Le peu de valeur de Sextus, qui redoute l’issue du combat, consulte la sorcière Erichto et s’effraie des légions césariennes, est connu depuis le poème de Lucain1146. Il apparaît invariablement dans tous les textes relatifs à la guerre civile où il est toujours précisé que le premier fils de Pompée n’est pas digne de son père, depuis les Fet des Romainsjusqu’aux Fatti di Cesare 1147. Nicolas de Vérone le combine à un égoïsme viscéral et insiste sur la peur qu’éprouve le personnage en de nombreuses occasions1148. Il se conforme en cela à une donnée légendaire incontestable.

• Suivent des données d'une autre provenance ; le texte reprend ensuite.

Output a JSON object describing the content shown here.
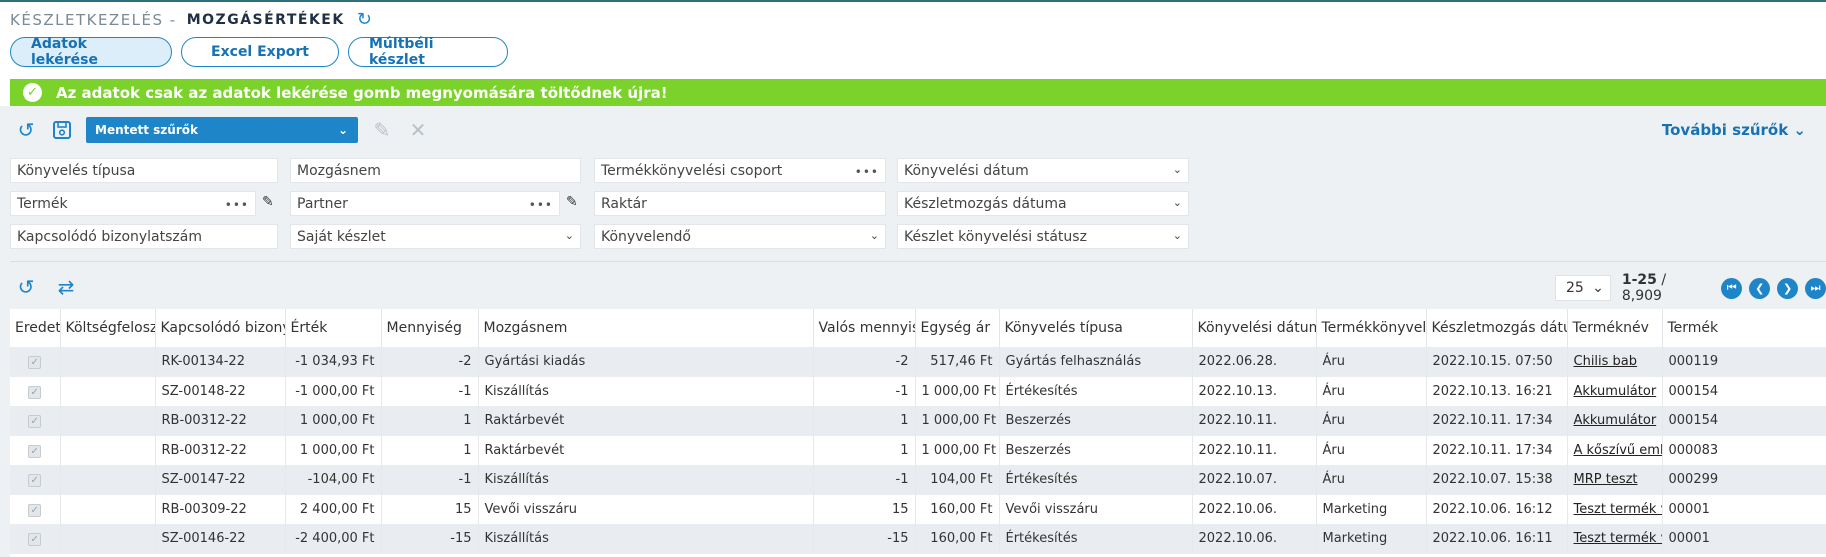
{
  "header": {
    "crumb": "KÉSZLETKEZELÉS -",
    "title": "MOZGÁSÉRTÉKEK"
  },
  "buttons": {
    "fetch": "Adatok lekérése",
    "excel": "Excel Export",
    "past": "Múltbéli készlet"
  },
  "banner": {
    "text": "Az adatok csak az adatok lekérése gomb megnyomására töltődnek újra!"
  },
  "filters": {
    "saved": "Mentett szűrők",
    "more": "További szűrők",
    "booking_type": "Könyvelés típusa",
    "movement": "Mozgásnem",
    "product_group": "Termékkönyvelési csoport",
    "booking_date": "Könyvelési dátum",
    "product": "Termék",
    "partner": "Partner",
    "warehouse": "Raktár",
    "movement_date": "Készletmozgás dátuma",
    "related_doc": "Kapcsolódó bizonylatszám",
    "own_stock": "Saját készlet",
    "to_book": "Könyvelendő",
    "stock_status": "Készlet könyvelési státusz"
  },
  "pager": {
    "size": "25",
    "range": "1-25",
    "total": "/ 8,909"
  },
  "columns": [
    "Eredet",
    "Költségfeloszt",
    "Kapcsolódó bizonylat",
    "Érték",
    "Mennyiség",
    "Mozgásnem",
    "Valós mennyiség",
    "Egység ár",
    "Könyvelés típusa",
    "Könyvelési dátum",
    "Termékkönyvelési",
    "Készletmozgás dátum",
    "Terméknév",
    "Termék"
  ],
  "rows": [
    {
      "doc": "RK-00134-22",
      "value": "-1 034,93 Ft",
      "qty": "-2",
      "move": "Gyártási kiadás",
      "real": "-2",
      "unit": "517,46 Ft",
      "btype": "Gyártás felhasználás",
      "bdate": "2022.06.28.",
      "group": "Áru",
      "mdate": "2022.10.15. 07:50",
      "name": "Chilis bab",
      "code": "000119"
    },
    {
      "doc": "SZ-00148-22",
      "value": "-1 000,00 Ft",
      "qty": "-1",
      "move": "Kiszállítás",
      "real": "-1",
      "unit": "1 000,00 Ft",
      "btype": "Értékesítés",
      "bdate": "2022.10.13.",
      "group": "Áru",
      "mdate": "2022.10.13. 16:21",
      "name": "Akkumulátor",
      "code": "000154"
    },
    {
      "doc": "RB-00312-22",
      "value": "1 000,00 Ft",
      "qty": "1",
      "move": "Raktárbevét",
      "real": "1",
      "unit": "1 000,00 Ft",
      "btype": "Beszerzés",
      "bdate": "2022.10.11.",
      "group": "Áru",
      "mdate": "2022.10.11. 17:34",
      "name": "Akkumulátor",
      "code": "000154"
    },
    {
      "doc": "RB-00312-22",
      "value": "1 000,00 Ft",
      "qty": "1",
      "move": "Raktárbevét",
      "real": "1",
      "unit": "1 000,00 Ft",
      "btype": "Beszerzés",
      "bdate": "2022.10.11.",
      "group": "Áru",
      "mdate": "2022.10.11. 17:34",
      "name": "A kőszívű emb",
      "code": "000083"
    },
    {
      "doc": "SZ-00147-22",
      "value": "-104,00 Ft",
      "qty": "-1",
      "move": "Kiszállítás",
      "real": "-1",
      "unit": "104,00 Ft",
      "btype": "Értékesítés",
      "bdate": "2022.10.07.",
      "group": "Áru",
      "mdate": "2022.10.07. 15:38",
      "name": "MRP teszt",
      "code": "000299"
    },
    {
      "doc": "RB-00309-22",
      "value": "2 400,00 Ft",
      "qty": "15",
      "move": "Vevői visszáru",
      "real": "15",
      "unit": "160,00 Ft",
      "btype": "Vevői visszáru",
      "bdate": "2022.10.06.",
      "group": "Marketing",
      "mdate": "2022.10.06. 16:12",
      "name": "Teszt termék v",
      "code": "00001"
    },
    {
      "doc": "SZ-00146-22",
      "value": "-2 400,00 Ft",
      "qty": "-15",
      "move": "Kiszállítás",
      "real": "-15",
      "unit": "160,00 Ft",
      "btype": "Értékesítés",
      "bdate": "2022.10.06.",
      "group": "Marketing",
      "mdate": "2022.10.06. 16:11",
      "name": "Teszt termék v",
      "code": "00001"
    }
  ]
}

En revanche, le parallèle qu’il effectue entre les deux enfants du héros lui est propre. En effet, lorsque le général décide d’abandonner le combat, le poète franco-italien précise que nombre de sénateurs refusent de cesser les hostilités et poursuivent la lutte au nom de la « franchise de Rome »1149. Parmi eux, Gaius est cité à deux reprises et se montre des plus valeureux1150. La chronique française en prose et les autres représentants de la matière antique ignorent ce détail. De la sorte, Nicolas de Vérone superpose le motif du couple épique à celui des liens fraternels de façon à mettre en évidence la particularité de chacun.

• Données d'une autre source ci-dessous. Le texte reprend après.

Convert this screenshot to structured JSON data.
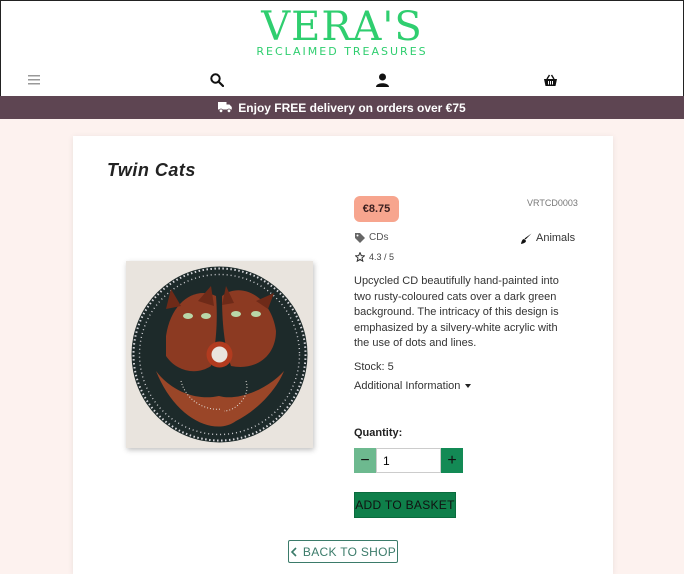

Dès lors, la mention du seul Sextus aux côtés de Pompée au moment de son assassinat, comme si le noble fils avait disparu, participe de la déchéance du héros. Alors qu’il meurt, il n’est accompagné que d’un rejeton indigne de lui, qui, sans l’assassiner, ne sait pas lui faire honneur. Dans une certaine mesure, il évoque alors l’image d’Arthur mis à mal par Mordret, bien qu’il ne paye de sa vie aucun péché incestueux.

Cette tendance à l’individualisation des caractères, plus traditionnellement romanesque, est comparable à l’évolution du personnage de Ganelon dans l’Entrée d’Espagne et dans sa continuation. En effet, le traître n’est pas totalement noir dans le texte du Padouan où il se bat avec bravoure et sauve même Roland d’un fort mauvais pas1151. En outre, il sait faire preuve de courage, de loyauté et de fidélité1152, même si la trahison de Roncevaux est annoncée à plusieurs reprises1153. Ganelon n’est pas vil par nature, il le devient à la suite d’événements spécifiques bien particuliers et les vieilles rancœurs qui l’opposent à Roland dans le texte d’Oxford trouvent leur motivation dans l’épisode d’Anseïs de Ponthieu, annoncé par le Padouan1154 et développé par les Fatti di Spagna et la Spagna en vers.

Selon la tradition franco-italienne, ce neveu de Ganelon1155, nommé vicaire par Charlemagne lors de son départ en Espagne, tente de profiter de l’éloignement de l’armée française pour usurper le trône de Paris et épouser la reine. Mais grâce à Roland et à son foletto, l’empereur revient en France juste à temps pour châtier le traître1156. Il est aidé en cela par « Algirone di Bretagna »1157, « figliol di Salomon, re di Brettagna »1158. Or, dans la Prise de Pampelune, Ganelon ne trahit Guron de Bretagne que pour lui faire « merit rendre / de [s]ien niés ch’il fist pendre »1159.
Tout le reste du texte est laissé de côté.